There has been much debate in both the colloquial and scientific realms as to whether or not our behaviors, personalities and habits change over time.

Some argue that we’re largely products of our upbringing, environments and other influences. Others say that our mindsets are formed later on in life by other factors.

However, both are correct and usually we change mostly in that we become more of what we already are.

The good news is that to a large extent, we all can change for the better. Even the most struggling student can, over a period of time, go from failing classes to a star student.

Likewise, those of us who have moved past formal education can also reform aspects of ourselves. The problem is that many of us won’t because lasting changes requires hard work, planning and consistency.

This explains why most of us spend the first 25 years or so of our lives creating a path for ourselves, and the rest of our lives traveling it.

With some rare exceptions, it’s easy to predict a student’s future. All one would have to do is to observe them for a period of several days in their normal life. The thing about what we consistently do is that it seldom has anything to do with motivation or inspiration.

If we rely on motivation to do what we should when we should do it, we’ll never develop the consistency to make a long-term change in who we are.
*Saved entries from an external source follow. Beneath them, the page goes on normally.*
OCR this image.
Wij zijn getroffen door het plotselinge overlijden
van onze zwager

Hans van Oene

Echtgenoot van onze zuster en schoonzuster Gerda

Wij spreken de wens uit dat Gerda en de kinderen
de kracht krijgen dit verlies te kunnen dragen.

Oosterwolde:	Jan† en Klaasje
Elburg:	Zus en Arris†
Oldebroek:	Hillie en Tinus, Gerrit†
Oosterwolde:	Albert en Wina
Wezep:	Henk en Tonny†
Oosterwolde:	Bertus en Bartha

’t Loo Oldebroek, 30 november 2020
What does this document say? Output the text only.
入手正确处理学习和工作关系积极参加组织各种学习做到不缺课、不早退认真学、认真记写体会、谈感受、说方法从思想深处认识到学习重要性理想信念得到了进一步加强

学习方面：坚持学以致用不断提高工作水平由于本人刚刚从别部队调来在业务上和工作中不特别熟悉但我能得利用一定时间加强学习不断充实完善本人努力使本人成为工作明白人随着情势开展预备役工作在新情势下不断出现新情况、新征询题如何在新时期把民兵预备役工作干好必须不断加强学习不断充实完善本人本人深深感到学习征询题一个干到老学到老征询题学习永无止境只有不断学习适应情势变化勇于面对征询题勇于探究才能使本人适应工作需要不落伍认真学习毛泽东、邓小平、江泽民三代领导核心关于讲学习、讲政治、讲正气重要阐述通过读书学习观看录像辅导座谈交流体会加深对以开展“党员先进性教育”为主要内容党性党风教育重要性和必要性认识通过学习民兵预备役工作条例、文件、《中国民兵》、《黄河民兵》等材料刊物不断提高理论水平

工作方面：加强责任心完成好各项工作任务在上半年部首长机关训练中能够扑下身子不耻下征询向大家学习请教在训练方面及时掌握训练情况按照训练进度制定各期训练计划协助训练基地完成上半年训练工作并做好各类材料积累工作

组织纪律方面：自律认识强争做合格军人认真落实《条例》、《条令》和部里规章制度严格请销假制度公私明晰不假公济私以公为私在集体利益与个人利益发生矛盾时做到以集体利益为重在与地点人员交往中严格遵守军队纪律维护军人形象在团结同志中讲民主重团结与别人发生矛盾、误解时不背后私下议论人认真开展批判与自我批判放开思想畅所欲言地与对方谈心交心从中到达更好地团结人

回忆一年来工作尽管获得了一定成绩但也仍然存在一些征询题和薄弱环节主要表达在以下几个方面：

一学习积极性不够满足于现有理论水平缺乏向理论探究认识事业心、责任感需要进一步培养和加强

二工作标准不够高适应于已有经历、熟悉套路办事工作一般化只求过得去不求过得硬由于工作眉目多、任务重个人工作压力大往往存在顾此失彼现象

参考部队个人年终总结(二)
Our futures are largely determined by the habits we develop in how we spend our time, money and energy, and those habits are usually formed during our youth.

It’s never truly too late to make a positive change in life, but as we grow older, doing so becomes only more difficult. That’s why it’s crucial that our students do so early, as it pays dividends in the long run.

When students change what they do on a consistent basis, they change their future. That’s something we never can be too prepared for.

Ernest Fannings is director of Total Math Tutoring.